I've isolated the issue to this tiny bit of code:

static boost::regex pattern(R"((&?([^&=]+)(=?([^&]*))))", 
                            boost::regex_constants::extended | boost::regex_constants::optimize);
boost::smatch matches;
std::string testString = "SERVICE=WMTS&TileCol=1";
if (boost::regex_search(testString.cbegin(), testString.cend(), matches, pattern)) {
  for (unsigned int i = 0; i < matches.size(); ++i) {
    std::cout << i << ": " << std::string(matches[i].first, matches[i].second) << std::endl;
  }
}

this will print

0: SERVICE=WMTS 1: SERVICE=WMTS 2: SERVICE 3: =WMTS 4: =WMTS

but I think the last item (number 4) should not have the '=' character present, you can check the regular expression on https://regex-vis.com/ that the = is out of group 4

if you switch to std regex

static std::regex pattern(R"((&?([^&=]+)(=?([^&]*))))", 
                          std::regex_constants::extended | std::regex_constants::optimize);
std::smatch matches;
std::string testString = "SERVICE=WMTS&TileCol=1";
if (std::regex_search(testString.cbegin(), testString.cend(), matches, pattern)) {
  for (size_t i = 0; i < matches.size(); ++i) {
    std::cout << i << ": " << std::string(matches[i].first, matches[i].second) << std::endl;
  }
}

it will print

0: SERVICE=WMTS 1: SERVICE=WMTS 2: SERVICE 3: =WMTS 4: WMTS

jzmaddock commented 4 months ago

Well... I think we're correct here: you've asked for POSIX extended regular expressions which means "leftmost longest" and that rule applies to sub-expressions as well.
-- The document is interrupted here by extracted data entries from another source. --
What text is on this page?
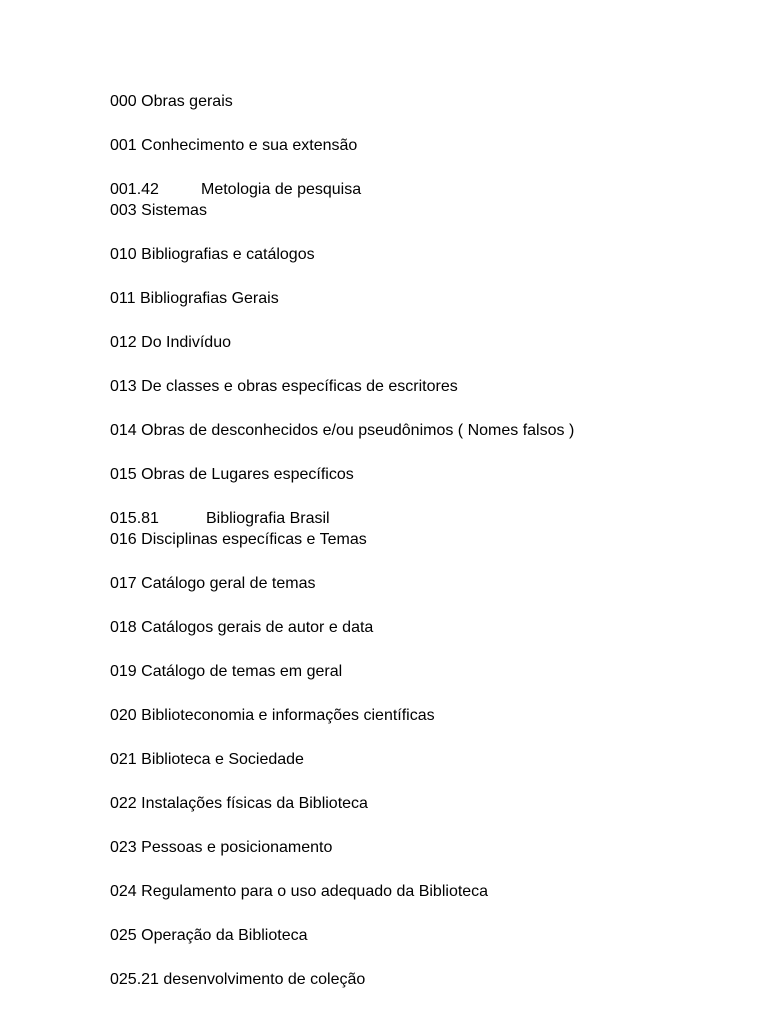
000 Obras gerais
001 Conhecimento e sua extensão
001.42	Metologia de pesquisa
003 Sistemas
010 Bibliografias e catálogos
011 Bibliografias Gerais
012 Do Indivíduo
013 De classes e obras específicas de escritores
014 Obras de desconhecidos e/ou pseudônimos ( Nomes falsos )
015 Obras de Lugares específicos
015.81	Bibliografia Brasil
016 Disciplinas específicas e Temas
017 Catálogo geral de temas
018 Catálogos gerais de autor e data
019 Catálogo de temas em geral
020 Biblioteconomia e informações científicas
021 Biblioteca e Sociedade
022 Instalações físicas da Biblioteca
023 Pessoas e posicionamento
024 Regulamento para o uso adequado da Biblioteca
025 Operação da Biblioteca
025.21 desenvolvimento de coleção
In this case the matcher finds the match you were expecting first (and this is what is returned had you specified a perl regular expression), then rather than stopping at that point as a perl matcher would do, it backtracks looking for something "better". The first backtrack tries matching with the =? part matching zero times, and low and behold the [^&]* then matches to the next & just like before, only this time it starts further left and so is considered "better". Hope that makes sense!